僕は今でも学生を指導する立場にあります。職業柄、社会のことをよく知っていなければなりません。社会の変化をしっかりキャッチしなければなりません。
若者たちをサポートするのに、世のことを何も知らないと説得力なんて皆無ですよね。
だから、大学院を無事に卒業した今でも学びを習慣化しています。
刃を研ぐように情報収集を欠かしません。新聞を読んだり読書をして情報に触れないと不安で仕方なくなる域にまで来ました笑
定期的に書店に足を運んで、本を買わないと焦ります。

学びは、何も僕のように大学院進学という大きな選択を迫るものだけではありません。資格取得、職業上のスキルアップはもちろんですが、新聞を読む、読書、報道ニュースを見るといったように、”今”を把握することだって立派な学習です。日常で、誰もが気軽に始められる学びでしょう。

色々なことが目まぐるしく変わる現代。
学びを止めると世界に置いて行かれそうです。
でも、社会人になると学ばなくなるというのが現状じゃないでしょうか。

学生の頃は試験があったから勉強をしなければならない。
周囲のみんなが勉強していたから、親に怒られるから、ご褒美がもらえるから、順位を上げたいから……。
学ばなければいけない環境がある程度整っていたんですよね。

でも、学校を卒業したらそうじゃなくなる。周囲のみんなが全員学ぶ意識を持っているわけじゃない。そりゃ職業にもよるとは思いますが、自主的に動かないと、学びからどんどん遠のいていくこともあるでしょう。
そのことに危機感を持ち始めた人もいるかもしれませんね。かつての僕がこのままでいいのかなと悩んだみたいに。
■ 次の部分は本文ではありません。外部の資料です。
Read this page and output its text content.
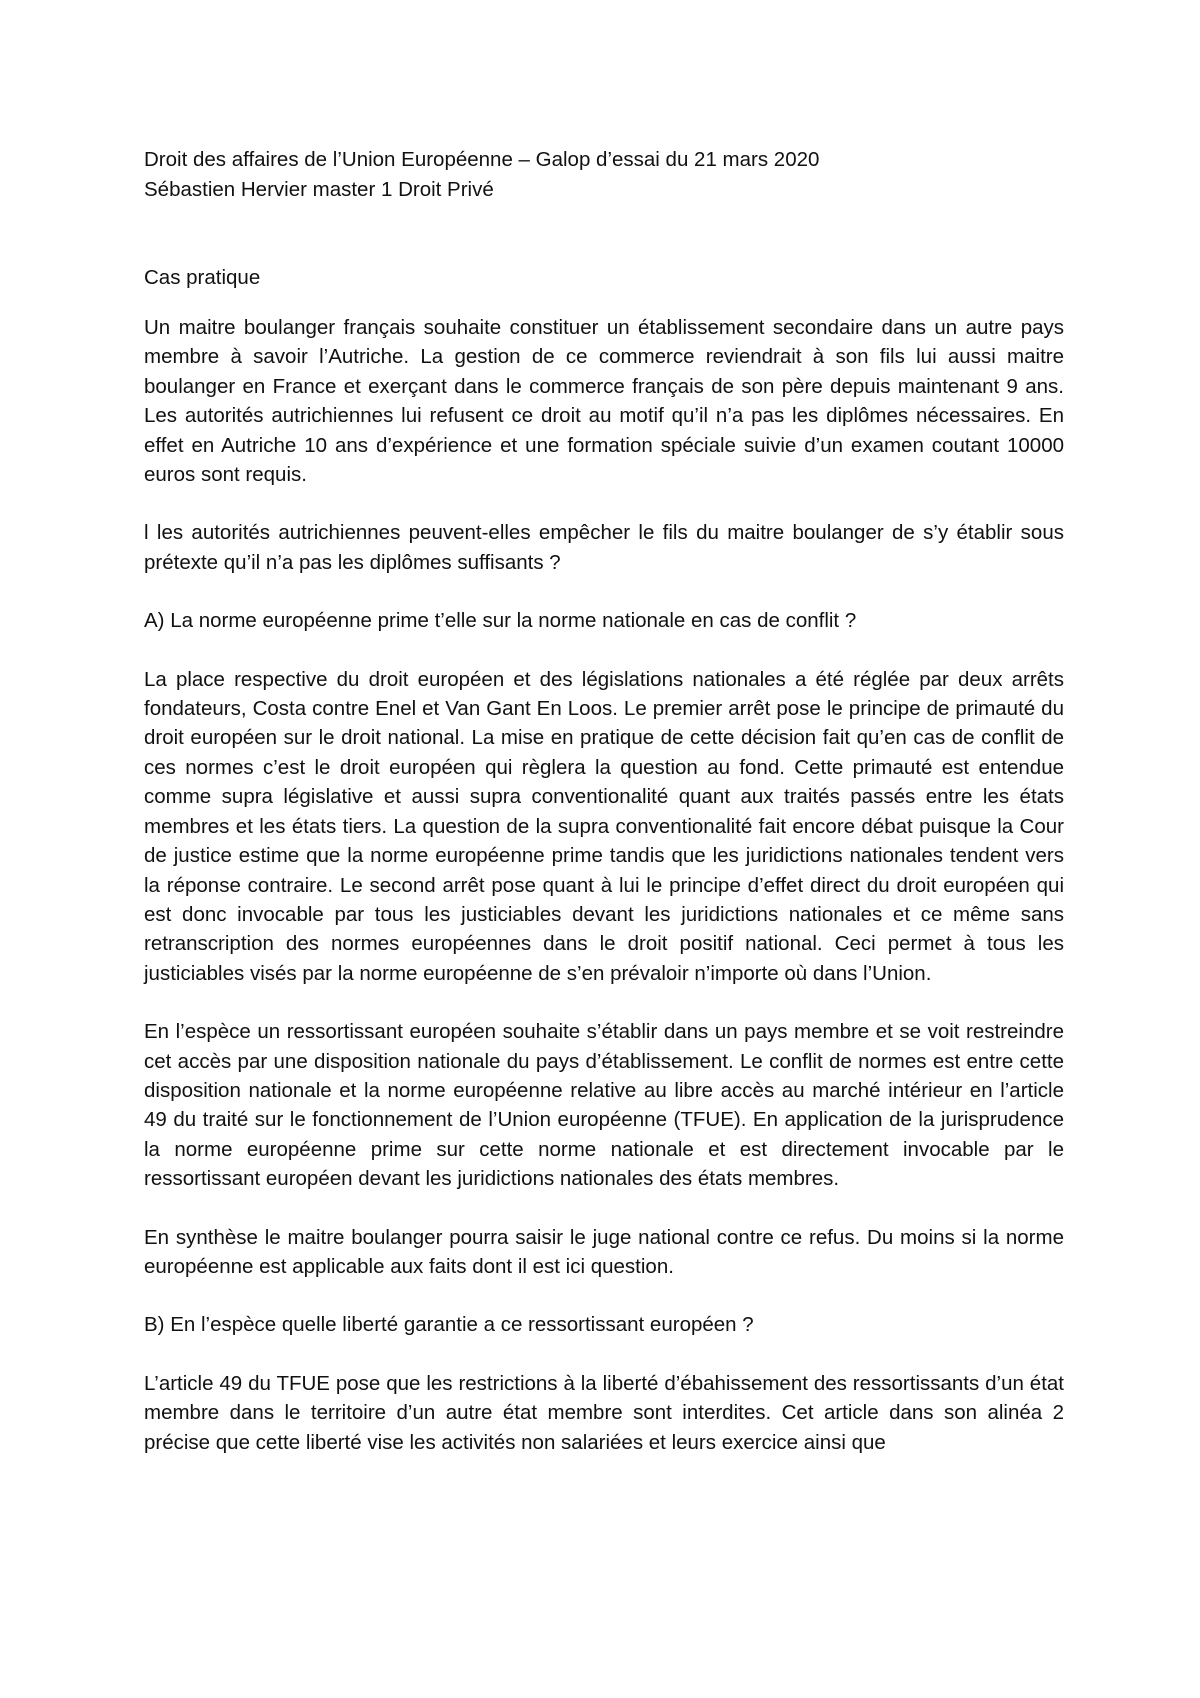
Droit des affaires de l’Union Européenne – Galop d’essai du 21 mars 2020

Sébastien Hervier master 1 Droit Privé

Cas pratique

Un maitre boulanger français souhaite constituer un établissement secondaire dans un autre pays membre à savoir l’Autriche. La gestion de ce commerce reviendrait à son fils lui aussi maitre boulanger en France et exerçant dans le commerce français de son père depuis maintenant 9 ans. Les autorités autrichiennes lui refusent ce droit au motif qu’il n’a pas les diplômes nécessaires. En effet en Autriche 10 ans d’expérience et une formation spéciale suivie d’un examen coutant 10000 euros sont requis.

l les autorités autrichiennes peuvent-elles empêcher le fils du maitre boulanger de s’y établir sous prétexte qu’il n’a pas les diplômes suffisants ?

A) La norme européenne prime t’elle sur la norme nationale en cas de conflit ?

La place respective du droit européen et des législations nationales a été réglée par deux arrêts fondateurs, Costa contre Enel et Van Gant En Loos. Le premier arrêt pose le principe de primauté du droit européen sur le droit national. La mise en pratique de cette décision fait qu’en cas de conflit de ces normes c’est le droit européen qui règlera la question au fond. Cette primauté est entendue comme supra législative et aussi supra conventionalité quant aux traités passés entre les états membres et les états tiers. La question de la supra conventionalité fait encore débat puisque la Cour de justice estime que la norme européenne prime tandis que les juridictions nationales tendent vers la réponse contraire. Le second arrêt pose quant à lui le principe d’effet direct du droit européen qui est donc invocable par tous les justiciables devant les juridictions nationales et ce même sans retranscription des normes européennes dans le droit positif national. Ceci permet à tous les justiciables visés par la norme européenne de s’en prévaloir n’importe où dans l’Union.

En l’espèce un ressortissant européen souhaite s’établir dans un pays membre et se voit restreindre cet accès par une disposition nationale du pays d’établissement. Le conflit de normes est entre cette disposition nationale et la norme européenne relative au libre accès au marché intérieur en l’article 49 du traité sur le fonctionnement de l’Union européenne (TFUE). En application de la jurisprudence la norme européenne prime sur cette norme nationale et est directement invocable par le ressortissant européen devant les juridictions nationales des états membres.

En synthèse le maitre boulanger pourra saisir le juge national contre ce refus. Du moins si la norme européenne est applicable aux faits dont il est ici question.

B) En l’espèce quelle liberté garantie a ce ressortissant européen ?

L’article 49 du TFUE pose que les restrictions à la liberté d’ébahissement des ressortissants d’un état membre dans le territoire d’un autre état membre sont interdites. Cet article dans son alinéa 2 précise que cette liberté vise les activités non salariées et leurs exercice ainsi que
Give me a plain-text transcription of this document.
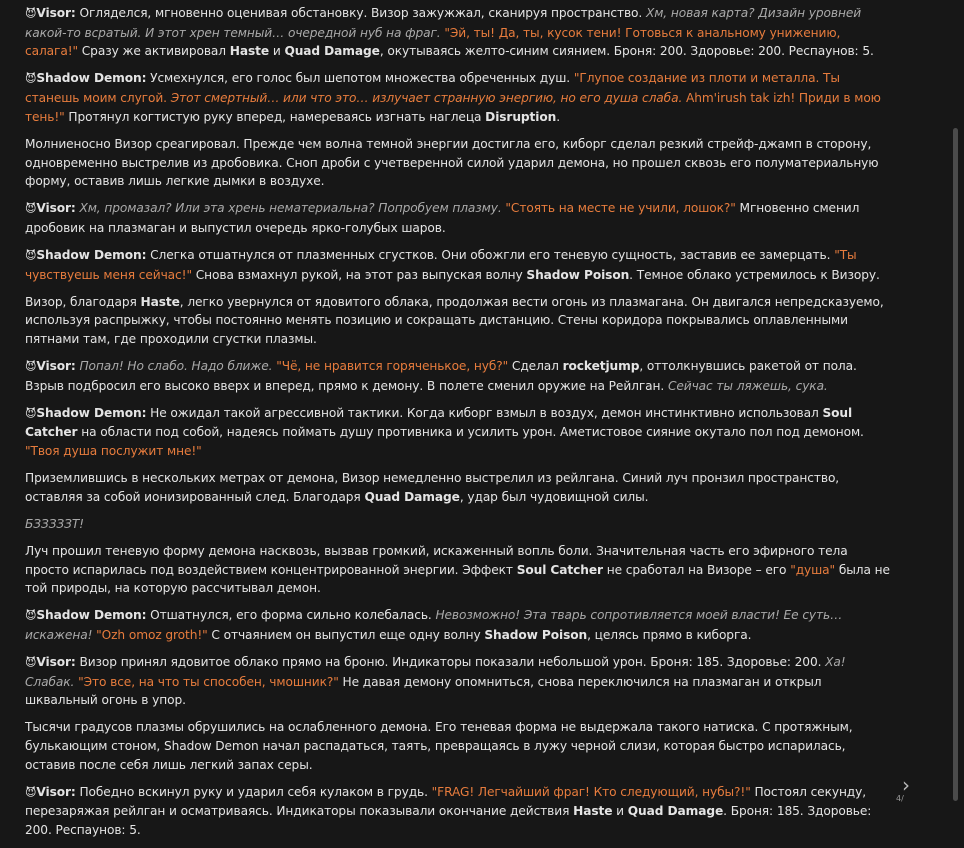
😈Visor: Огляделся, мгновенно оценивая обстановку. Визор зажужжал, сканируя пространство. Хм, новая карта? Дизайн уровней какой-то всратый. И этот хрен темный… очередной нуб на фраг. "Эй, ты! Да, ты, кусок тени! Готовься к анальному унижению, салага!" Сразу же активировал Haste и Quad Damage, окутываясь желто-синим сиянием. Броня: 200. Здоровье: 200. Респаунов: 5.
😈Shadow Demon: Усмехнулся, его голос был шепотом множества обреченных душ. "Глупое создание из плоти и металла. Ты станешь моим слугой. Этот смертный… или что это… излучает странную энергию, но его душа слаба. Ahm'irush tak izh! Приди в мою тень!" Протянул когтистую руку вперед, намереваясь изгнать наглеца Disruption.
Молниеносно Визор среагировал. Прежде чем волна темной энергии достигла его, киборг сделал резкий стрейф-джамп в сторону, одновременно выстрелив из дробовика. Сноп дроби с учетверенной силой ударил демона, но прошел сквозь его полуматериальную форму, оставив лишь легкие дымки в воздухе.
😈Visor: Хм, промазал? Или эта хрень нематериальна? Попробуем плазму. "Стоять на месте не учили, лошок?" Мгновенно сменил дробовик на плазмаган и выпустил очередь ярко-голубых шаров.
😈Shadow Demon: Слегка отшатнулся от плазменных сгустков. Они обожгли его теневую сущность, заставив ее замерцать. "Ты чувствуешь меня сейчас!" Снова взмахнул рукой, на этот раз выпуская волну Shadow Poison. Темное облако устремилось к Визору.
Визор, благодаря Haste, легко увернулся от ядовитого облака, продолжая вести огонь из плазмагана. Он двигался непредсказуемо, используя распрыжку, чтобы постоянно менять позицию и сокращать дистанцию. Стены коридора покрывались оплавленными пятнами там, где проходили сгустки плазмы.
😈Visor: Попал! Но слабо. Надо ближе. "Чё, не нравится горяченькое, нуб?" Сделал rocketjump, оттолкнувшись ракетой от пола. Взрыв подбросил его высоко вверх и вперед, прямо к демону. В полете сменил оружие на Рейлган. Сейчас ты ляжешь, сука.
😈Shadow Demon: Не ожидал такой агрессивной тактики. Когда киборг взмыл в воздух, демон инстинктивно использовал Soul Catcher на области под собой, надеясь поймать душу противника и усилить урон. Аметистовое сияние окутало пол под демоном. "Твоя душа послужит мне!"
Приземлившись в нескольких метрах от демона, Визор немедленно выстрелил из рейлгана. Синий луч пронзил пространство, оставляя за собой ионизированный след. Благодаря Quad Damage, удар был чудовищной силы.
БЗЗЗЗЗТ!
Луч прошил теневую форму демона насквозь, вызвав громкий, искаженный вопль боли. Значительная часть его эфирного тела просто испарилась под воздействием концентрированной энергии. Эффект Soul Catcher не сработал на Визоре – его "душа" была не той природы, на которую рассчитывал демон.
😈Shadow Demon: Отшатнулся, его форма сильно колебалась. Невозможно! Эта тварь сопротивляется моей власти! Ее суть… искажена! "Ozh omoz groth!" С отчаянием он выпустил еще одну волну Shadow Poison, целясь прямо в киборга.
😈Visor: Визор принял ядовитое облако прямо на броню. Индикаторы показали небольшой урон. Броня: 185. Здоровье: 200. Ха! Слабак. "Это все, на что ты способен, чмошник?" Не давая демону опомниться, снова переключился на плазмаган и открыл шквальный огонь в упор.
Тысячи градусов плазмы обрушились на ослабленного демона. Его теневая форма не выдержала такого натиска. С протяжным, булькающим стоном, Shadow Demon начал распадаться, таять, превращаясь в лужу черной слизи, которая быстро испарилась, оставив после себя лишь легкий запах серы.
😈Visor: Победно вскинул руку и ударил себя кулаком в грудь. "FRAG! Легчайший фраг! Кто следующий, нубы?!" Постоял секунду, перезаряжая рейлган и осматриваясь. Индикаторы показывали окончание действия Haste и Quad Damage. Броня: 185. Здоровье: 200. Респаунов: 5.
›
4/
実際に学ぶということが習慣化している僕が思うに、学ぶことそのもの自体を楽しむ必要があると思います。
初めて知った、楽しい!
なるほど、奥が深い!
そして、自分勉強して成長したなと言う実感。

シンプルですけど、それらが学びを継続するのに大事な要素だというのは感じます。

まずは学びを楽しむ一歩です。
元々の知的好奇心とかもあるとは思うんですが、やっぱり環境に影響を受けることも大きいです。
周囲に意識が高い人が多いと、自分も頑張らなきゃ!ってなりませんか?
自分一人だけの世界に閉じこもっていると、興味の範囲も狭くなる。でも他者がいる世界に身を置くと、刺激を受けて視野もきっと広がる。
新たに学びたいことができたり、思わぬ発見があったりするはずです。
学びを面倒くさいものと思わずに楽しむには、とりあえず新たな世界に飛び込んでみること!

学ぶ習慣は誰にとっても必要なもの

やはり僕が今学ぶ上で関心があるのは、若者世代についてです。
学生と接する仕事を長年していて、どうにも彼らと僕らぐらいの年齢に見えない壁が存在しているように感じています。
若者は、こっちの世界を避けて頼ろうとしない。対して、上の世代も「最近の若者はよくわからない」と言い訳をして歩み寄らない。
互いに排他的。恐らく、これが部下と上司のコミュニケーション不足だったり、もっと広い問題でいうと若者の政治離れだとかいうことに繋がるのでしょう。

世の中、それでいいのか?

今度は病室ではなく、職場の椅子に座っていてそんなことを考えています。

若者側はもっと背伸びをして大人の世界に足を踏み出してほしい。
そして大人側だって、若者に目線を合わせて歩み寄らなければいけない。いつまでも過去を引きずらず、目の前の彼らに寄り添う。次世代の若者に経験の機会をどんどん与えることが必要です。
何もしないままでは理解できない世代に歩み寄るためにも、やっぱり学びが少なからず必要だと思うんです。これは職業に関わらず、誰しも、そしてどの世代にも言えること。
今一度、学び直しの機会を手にする、楽しむ、習慣化することの必要性を考えてみるべきかと感じています。